Без десяти пять. Она уже опоздала на двадцать минут.
— Подожду до пяти и спущусь на улицу, — прошептал он.
В это мгновение он завидел ее — она переходила улицу, без пальто, без шляпы, словно жила поблизости.
«Есть еще время сбежать, не пустить», — подумал он, но вместо этого на цыпочках вышел в прихожую и, когда услышал ее по-детски легкий шаг на лестнице, бесшумно открыл дверь.
Марго, в коротком красном платье, с открытыми руками, улыбаясь взглянула в зеркало, потом повернулась на одной ноге, приглаживая затылок.
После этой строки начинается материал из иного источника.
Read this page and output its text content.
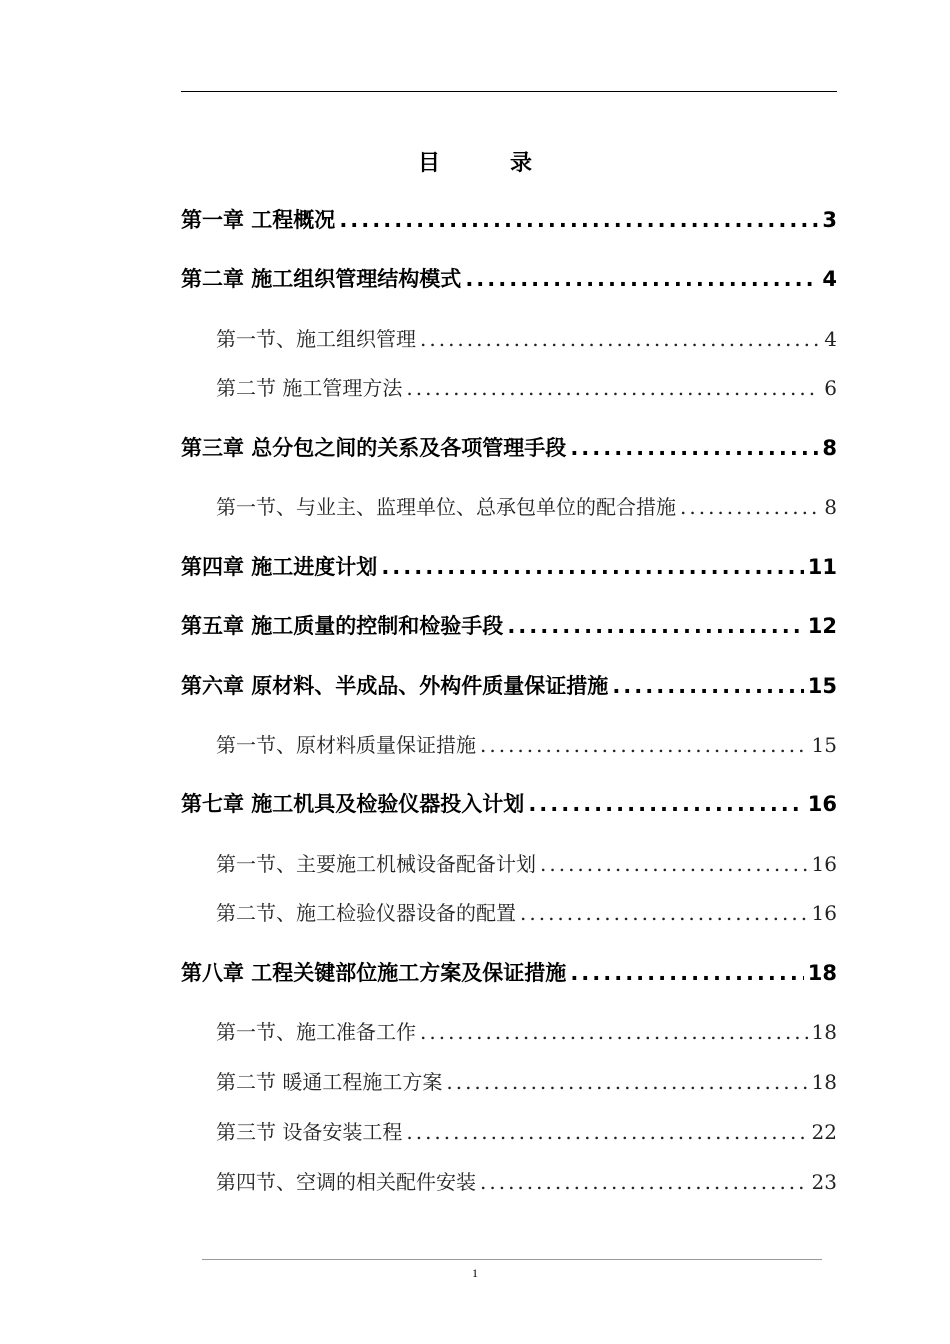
目	录
第一章 工程概况 .....	3
第二章 施工组织管理结构模式 .....	4
第一节、施工组织管理 .....	4
第二节 施工管理方法 .....	6
第三章 总分包之间的关系及各项管理手段 .....	8
第一节、与业主、监理单位、总承包单位的配合措施 .....	8
第四章 施工进度计划 .....	11
第五章 施工质量的控制和检验手段 .....	12
第六章 原材料、半成品、外构件质量保证措施 .....	15
第一节、原材料质量保证措施 .....	15
第七章 施工机具及检验仪器投入计划 .....	16
第一节、主要施工机械设备配备计划 .....	16
第二节、施工检验仪器设备的配置 .....	16
第八章 工程关键部位施工方案及保证措施 .....	18
第一节、施工准备工作 .....	18
第二节 暖通工程施工方案 .....	18
第三节 设备安装工程 .....	22
第四节、空调的相关配件安装 .....	23
1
— Ты роскошно живешь, — сказала она, сияющими глазами окидывая широкую прихожую с большими дорогими картинами, фарфоровой вазой в углу и кремовым кретоном вместо обоев. — Сюда? — спросила она, толкнув дверь, — и охнула.
Он, замирая, взял ее одной рукой за талию и вместе с ней глядел на хрустальную люстру, словно и сам был чужой здесь, — но видел, впрочем, только расплывающийся туман. Она стояла не двигаясь, слегка покачиваясь, скрестив ноги, стреляя по сторонам глазами.